The prologue immediately grabs your attention. Set several years before the outbreak, you play as Joel's daughter Sarah as the event of the disaster unfold around her perspective. Its a very significant set piece us it show how unprepared the people where the infection hit. You can feel the chaos in the background as Joel, his brother and Sarah try to escape. Only more tragic as you watch Joel loss Sarah his arm after a collision. This sets up Joel’s primary flaw of having unresolved issues with loss after the death of his beloved daughter.  A few hours later Joel is paired up with the games second emotionally flawed protagonist in Ellie. We eventually find out that Ellie may be the only person to ever develop an immunity to the infection, and Joel is pressured by multiple interwoven events into escorting her from Boston to Colorado. Predictably the job goes south and soon Joel and Ellie are moving across the country from one city to another just trying to survive. Along the way they encounter hostile soldiers, murderous bandits, and of course the infected.



The story is possibly the greatest aspect of the game. It is well structured as each season acts like a chapter. I found that the story works well because it contains some of the most well rounded characters crafted in gaming. All the characters in the game felt so real and that each of them had faced real emotional problems from the world they live in now.
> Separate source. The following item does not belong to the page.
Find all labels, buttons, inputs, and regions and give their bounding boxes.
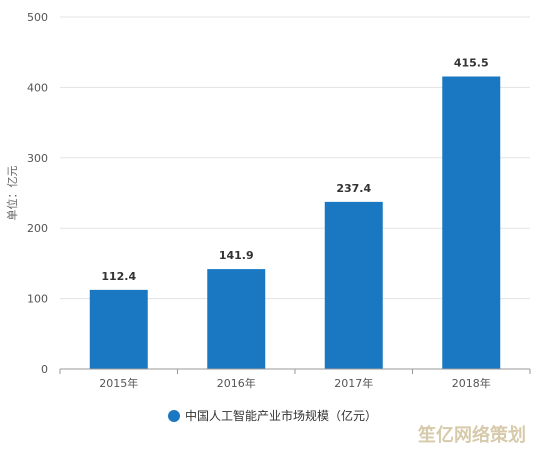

Naughty Dog have uniquely captured the fragility of our society and demonstrated the brutality that some people are capable of. They made the real threat to the main characters of The Last of Us are not the infected but the humans that have survived.



Shamefully I did find the controls odd at first, but once you get a hang of them you feel like you have spent the last twenty years doing just this, and become scarily good at sneaking past the mutated fungus people. There is a decent amount of choice in the route or strategy you choose to take while going through this game. Depending on how you play it, it can be either a run-and-gun experience or a tense test of your nerves depending on the situation. My main strategy was generally going in guns a blazing. The game does encourage the stealthy approach but Naughty Dog made sure that the non-stealthy approach was still viable.




What annoyed me was the hit and miss detection system of the enemies. I would wait patiently for the perfect moment to stealthily move past an enemy, only to be discovered by the eagle eyes of the enemies that could distinguish seeing my hair from behind cover. Then other times they'll ignore you as I stuck my whole head out of cover to check the situation. This doesn't really cross over to the infected , because their sections are mostly based off of how much sound you make. Every time I encountered one of the infected I was terrified by the fact that any screw up meant instant death. The game doesn’t hold back in showing just what the consequences of failure are. My run and gun approach meant I got to see these rather nasty deaths a fair bit. These are small nitpicks though.


I enjoyed watching Ellie and Joel go from wary strangers to trusting friends. I think it’s a triumph of writing, performance, and technology. This is a game that will leave a lasting impression on you long after you have finished.


The Last Of Us is up there as being one of the best games I’ve ever played.